More than Money: Critical Terms in Retention/Recruiting Packages
A number of times in the past, including in the recent Merrill/Bank of America transaction, I have been called upon to represent large groups of advisers jointly in the negotiation of retention arrangements. In addition, I have represented hundreds top advisers over the years negotiating recruiting packages related to changing firms or leaving to start their own firms.
While the economics of switching firms are very important, other contract terms can be the most critical. In this article, we highlight a few of the most common and most critical issues.
1.) A Free Look or a Free Offer?
A traditional component of recruiting or retention packages is a loan, in the past often structured with forgiveness over time, but today more often, for tax reasons, structured as a loan with a separate agreement providing for series of bonus payments. You get the loan up front, and pay it off over time, and receive bonus payments that would be used to make the loan payments (although the bonus will have tax withholding, while the loan amortization still must be paid in full). If at any point you are no longer with the firm the loan is due and payable in full, and the bonus payments stop.
The amount paid in a retention or recruiting deal is generally based on your trailing 12 months of revenues. As we all know, an adviser’s revenues can fall through no fault or lack of effort of the adviser. If an adviser on recruiting or retention deal had their revenues fall significantly, the bonus payment could make them a loss center.
Almost every contract in the industry makes the adviser terminable at will, with or without cause. Obviously, there would be a great incentive to terminate an adviser losing a firm money, or to pressure them to renegotiate their deal. The adviser thought they had a recruiting bonus, the adviser did not realize it was an earn out, or a “free look.”
This is where “cause” protection becomes critical. The cause provisions have many variations of structure and language, but in general provide that if you are terminated without ’cause’ you would receive the balance of the unpaid bonus payments, the loan would be paid and the after tax benefit of the deal would be obtained all at once.

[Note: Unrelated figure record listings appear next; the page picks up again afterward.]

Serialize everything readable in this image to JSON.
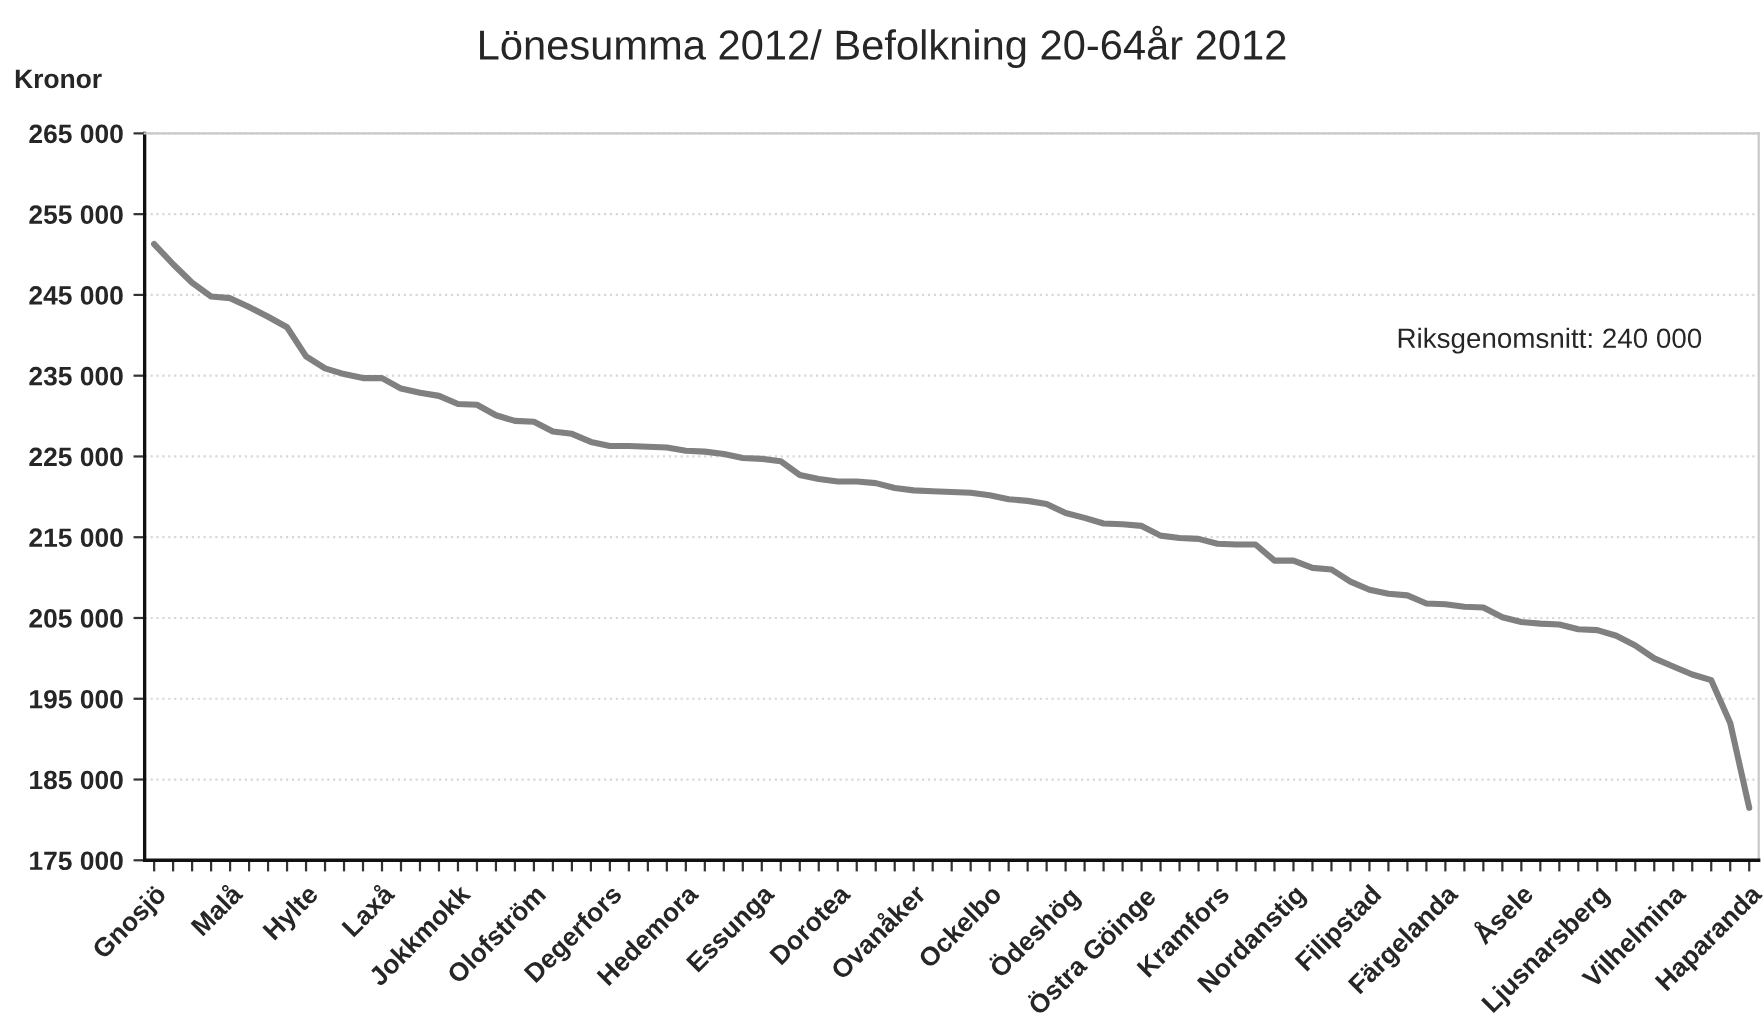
{
  "chart_data": {
    "type": "line",
    "title": "Lönesumma 2012/ Befolkning 20-64år 2012",
    "ylabel": "Kronor",
    "categories": [
      "Gnosjö",
      null,
      null,
      null,
      "Malå",
      null,
      null,
      null,
      "Hylte",
      null,
      null,
      null,
      "Laxå",
      null,
      null,
      null,
      "Jokkmokk",
      null,
      null,
      null,
      "Olofström",
      null,
      null,
      null,
      "Degerfors",
      null,
      null,
      null,
      "Hedemora",
      null,
      null,
      null,
      "Essunga",
      null,
      null,
      null,
      "Dorotea",
      null,
      null,
      null,
      "Ovanåker",
      null,
      null,
      null,
      "Ockelbo",
      null,
      null,
      null,
      "Ödeshög",
      null,
      null,
      null,
      "Östra Göinge",
      null,
      null,
      null,
      "Kramfors",
      null,
      null,
      null,
      "Nordanstig",
      null,
      null,
      null,
      "Filipstad",
      null,
      null,
      null,
      "Färgelanda",
      null,
      null,
      null,
      "Åsele",
      null,
      null,
      null,
      "Ljusnarsberg",
      null,
      null,
      null,
      "Vilhelmina",
      null,
      null,
      null,
      "Haparanda"
    ],
    "series": [
      {
        "color": "#808080",
        "values": [
          251300,
          248800,
          246500,
          244800,
          244600,
          243500,
          242300,
          241000,
          237400,
          235900,
          235200,
          234700,
          234700,
          233400,
          232900,
          232500,
          231500,
          231400,
          230100,
          229400,
          229300,
          228100,
          227800,
          226800,
          226300,
          226300,
          226200,
          226100,
          225700,
          225600,
          225300,
          224800,
          224700,
          224400,
          222700,
          222200,
          221900,
          221900,
          221700,
          221100,
          220800,
          220700,
          220600,
          220500,
          220200,
          219700,
          219500,
          219100,
          218000,
          217400,
          216700,
          216600,
          216400,
          215200,
          214900,
          214800,
          214200,
          214100,
          214100,
          212100,
          212100,
          211200,
          211000,
          209500,
          208500,
          208000,
          207800,
          206800,
          206700,
          206400,
          206300,
          205100,
          204500,
          204300,
          204200,
          203600,
          203500,
          202800,
          201600,
          200000,
          199000,
          198000,
          197300,
          192000,
          181500
        ]
      }
    ],
    "ylim": [
      175000,
      265000
    ],
    "yticks": [
      {
        "value": 175000,
        "label": "175 000"
      },
      {
        "value": 185000,
        "label": "185 000"
      },
      {
        "value": 195000,
        "label": "195 000"
      },
      {
        "value": 205000,
        "label": "205 000"
      },
      {
        "value": 215000,
        "label": "215 000"
      },
      {
        "value": 225000,
        "label": "225 000"
      },
      {
        "value": 235000,
        "label": "235 000"
      },
      {
        "value": 245000,
        "label": "245 000"
      },
      {
        "value": 255000,
        "label": "255 000"
      },
      {
        "value": 265000,
        "label": "265 000"
      }
    ],
    "grid": "y",
    "legend": false,
    "marker": "none",
    "line_style": "solid",
    "annotations": [
      "Riksgenomsnitt: 240 000"
    ]
  }
}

The definition of cause must be reviewed and negotiated carefully. The point is not to obtain a windfall, it is to make sure the firm would not terminate you without very good reason, just because the deal is no longer economic.
2.) The Ability to Enforce Your Rights.
Rights are no good if you can not effectively enforce them. Many firms will have a loan document that provides that if they sue to collect the loan they get attorney’s fees. The loan may even come from an affiliate other than the broker-dealer and provide they can sue in court to collect in a place that is inconvenient for you.
The documents may also contain onerous restrictive covenants, and may provide that you agree upon any violation they can get a restraining order or injunction against you, sometimes agreeing that they can do so in court in a distant pro-employer state, and that you agree to pay all their attorney’s fees and costs if they obtain an order or injunction.
However, there is often nothing that says if you sue them, in arbitration or otherwise, and you prevail, that you get attorney’s fees and costs.
If possible, the objective is to make sure you do not have to litigate in inhospitable forums make sure that if you prevailed in any action, you would be granted attorneys fees and costs.